Bing Search also offers use of Bing APIs to the public, which include Bing Image Search, Bing News Search, Bing Video Search, Bing Visual Search, Bing Web Search, Bing Entity Search, Bing Autosuggest, and Bing Spell Check. Bing Search provides free access to these APIs for up to 1,000 transactions per month, which may be leveraged by the research community. 

In addition to the above datasets, Microsoft Research maintains a public portal of codes, APIs, software development kits, and datasets that are available to the Research Community at Researcher tools: code & datasets - Microsoft Research. These public research tools can be accessed by researchers and downloaded instantaneously without formal applications or login credentials. 

Bing launched a Qualified Researcher Program to enable EU researchers to easily request access for publicly accessible Bing data from a singular landing page.  However, because these datasets are already available open-source (see below), we expect some researchers may elect to obtain datasets via the above means to avoid the burden of an application and credentialing process.

Bing compiled a specialized dataset of European Parliament election related queries in different EU languages for use by the research community and to support transparency; researchers can apply using the form foundhere Additionally, Bing has engaged with European researchers to discuss the types of data that will be most useful to the research community.
 
Microsoft is also a leader in research in Responsible AI and provides a range of tools and resources dedicated to promoting responsible usage of artificial intelligence to allow practitioners and researchers to maximize the benefits of AI systems while mitigating harms. 

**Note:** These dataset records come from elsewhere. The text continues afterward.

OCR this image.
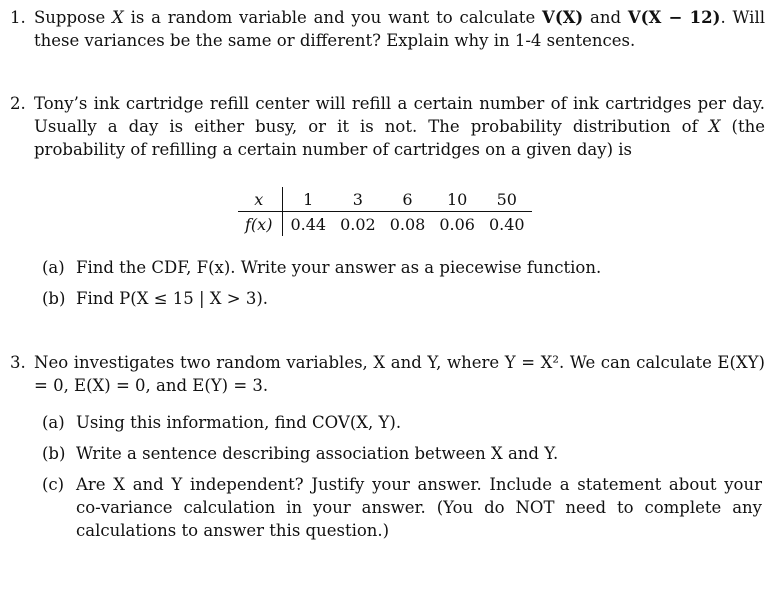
1. Suppose X is a random variable and you want to calculate V(X) and V(X − 12). Will these variances be the same or different? Explain why in 1-4 sentences.
2. Tony’s ink cartridge refill center will refill a certain number of ink cartridges per day. Usually a day is either busy, or it is not. The probability distribution of X (the probability of refilling a certain number of cartridges on a given day) is
x	1	3	6	10	50
f(x)	0.44	0.02	0.08	0.06	0.40
(a) Find the CDF, F(x). Write your answer as a piecewise function.
(b) Find P(X ≤ 15 | X > 3).
3. Neo investigates two random variables, X and Y, where Y = X². We can calculate E(XY) = 0, E(X) = 0, and E(Y) = 3.
(a) Using this information, find COV(X, Y).
(b) Write a sentence describing association between X and Y.
(c) Are X and Y independent? Justify your answer. Include a statement about your co-variance calculation in your answer. (You do NOT need to complete any calculations to answer this question.)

Lastly, given the open nature of the Bing Search index and public nature of search results, researchers can utilize Bing Search or Bing’s generative AI experiences to run specific queries and analyze results (unlike social media which may require private accounts or connections between users to access certain materials).

QRE 26.1.2
Relevant Signatories will publish information related to data points available via Measure 25.1, as well as details regarding the technical protocols to be used to access these data points, in the relevant help centre. This information should also be reachable from the Transparency Centre. At minimum, this information will include definitions of the data points available, technical and methodological information about how they were created, and information about the representativeness of the data.
Bing Search will publish information as it continues to build further data research infrastructure pertinent to these commitments. 
SLI 26.1.1
Relevant Signatories will provide quantitative information on the uptake of the tools and processes described in Measure 26.1, such as number of users.
Because the above-mentioned tools discussed in QRE 26.1.2 predate the Code of Practice and were provided open source without tracking mechanisms, Microsoft is working on developing improved usage tracking for these publicly accessible researcher tools and datasets.